When you ssh once into the appliance from the OpenQRM server the ssh hostkey is cached in the known_hosts file. Now if OpenQRM wants to connect to the appliance, dropbear checks the know_hosts file for the cached hostkey. This contains the ssh hostkey instead of the dropbear hostkey, so dropbear stops the connection because the hostkeys don’t matc which could be caused by a security compromise.

To solve the problem remove the hostkey entry for the host from /root/.ssh/known_hosts.

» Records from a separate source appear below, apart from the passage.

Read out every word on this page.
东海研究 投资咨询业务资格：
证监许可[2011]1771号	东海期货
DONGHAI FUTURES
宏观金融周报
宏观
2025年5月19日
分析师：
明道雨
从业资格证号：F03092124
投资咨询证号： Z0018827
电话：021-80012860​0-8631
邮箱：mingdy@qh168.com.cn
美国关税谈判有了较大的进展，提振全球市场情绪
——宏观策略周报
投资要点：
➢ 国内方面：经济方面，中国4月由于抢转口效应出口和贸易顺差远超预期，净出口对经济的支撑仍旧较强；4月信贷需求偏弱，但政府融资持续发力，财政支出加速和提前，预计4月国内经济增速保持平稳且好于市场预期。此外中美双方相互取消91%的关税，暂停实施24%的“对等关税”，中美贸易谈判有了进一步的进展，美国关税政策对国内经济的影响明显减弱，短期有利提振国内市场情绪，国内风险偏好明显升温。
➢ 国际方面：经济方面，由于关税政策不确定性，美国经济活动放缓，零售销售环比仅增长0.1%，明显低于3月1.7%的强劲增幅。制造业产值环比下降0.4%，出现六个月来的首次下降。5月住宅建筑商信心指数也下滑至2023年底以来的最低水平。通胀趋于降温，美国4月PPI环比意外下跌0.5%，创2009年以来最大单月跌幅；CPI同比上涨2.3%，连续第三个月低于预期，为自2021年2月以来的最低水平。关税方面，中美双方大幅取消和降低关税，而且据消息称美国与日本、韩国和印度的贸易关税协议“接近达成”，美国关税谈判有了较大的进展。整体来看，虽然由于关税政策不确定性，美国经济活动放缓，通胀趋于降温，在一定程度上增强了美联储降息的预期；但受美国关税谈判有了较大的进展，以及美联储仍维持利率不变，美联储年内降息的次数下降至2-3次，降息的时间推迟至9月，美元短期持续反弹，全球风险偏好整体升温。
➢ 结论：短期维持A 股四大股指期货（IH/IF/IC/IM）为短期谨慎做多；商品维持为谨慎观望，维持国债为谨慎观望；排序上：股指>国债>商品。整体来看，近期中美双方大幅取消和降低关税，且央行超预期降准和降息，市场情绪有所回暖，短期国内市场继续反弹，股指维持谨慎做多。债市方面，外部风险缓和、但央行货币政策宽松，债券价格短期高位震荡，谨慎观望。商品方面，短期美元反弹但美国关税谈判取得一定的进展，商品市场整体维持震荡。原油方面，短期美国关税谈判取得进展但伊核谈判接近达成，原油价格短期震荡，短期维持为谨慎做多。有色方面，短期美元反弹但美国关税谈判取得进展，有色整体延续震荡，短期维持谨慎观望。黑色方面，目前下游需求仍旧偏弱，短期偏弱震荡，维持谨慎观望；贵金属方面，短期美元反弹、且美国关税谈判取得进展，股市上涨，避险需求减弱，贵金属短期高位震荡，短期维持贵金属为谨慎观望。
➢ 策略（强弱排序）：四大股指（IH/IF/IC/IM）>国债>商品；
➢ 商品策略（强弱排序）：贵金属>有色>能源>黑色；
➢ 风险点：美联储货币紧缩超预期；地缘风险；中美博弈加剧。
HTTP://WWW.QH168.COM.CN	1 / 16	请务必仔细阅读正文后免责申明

Aug 24 23:24:26 localhost logger: openQRM-cmd-queu: Running command with token 34b3e7ddd93ffa548d34ccea1e4aa7e5 : /usr/lib/openqrm/bin/dbclient -I 0 -K 10 -y -i /usr/lib/openqrm/etc/dropbear/dropbear_rsa_host_key -p 1667 root@192.168.42.235 "/usr/lib/openqrm/bin/openqrm-cmd openqrm_server_set_boot local 1 00:00:5A:11:21:B7 0.0.0.0"
Aug 24 23:24:26 localhost logger: openQRM-cmd-queu: ERROR while running command with token bc7c6de1b59370dd8019bcae2d7bfa45 : /usr/lib/openqrm/bin/dbclient -I 0 -K 10 -y -i /usr/lib/openqrm/etc/dropbear/dropbear_rsa_host_key -p 1667 root@192.168.42.235 "/usr/lib/openqrm/bin/openqrm-cmd openqrm_server_set_boot local 1 00:00:5A:11:21:B7 0.0.0.0" ----- /usr/lib/openqrm/bin/dbclient: connection to root@192.168.42.235:1667 exited:
Aug 24 23:24:26 localhost logger:
Aug 24 23:24:26 localhost logger: Host key mismatch for 192.168.42.235 !
Aug 24 23:24:26 localhost logger: Fingerprint is md5 65:ca:5b:3b:05:c3:61:6d:fb:75:2f:c0:d2:7e:02:cf
Aug 24 23:24:26 localhost logger: Expected md5 a8:e5:d4:62:36:d2:98:b2:c3:74:a9:0c:d5:d1:56:f9
Aug 24 23:24:26 localhost logger: If you know that the host key is correct you can
Aug 24 23:24:26 localhost logger: remove the bad entry from ~/.ssh/known_hosts

On a new Xen server I encounterd the following error while starting a fully virtualized guest:

[root@resource1 xen]# xm create test-vps.cfg
Using config file "./test-vps.cfg".
VNC= 1
Error: Unable to connect to xend: Name or service not known. Is xend running?

This problem was caused by a problem in the name resolving. I solved this by adding the hostname and ip address of the server in /etc/hosts
After this change the guest booted without problems.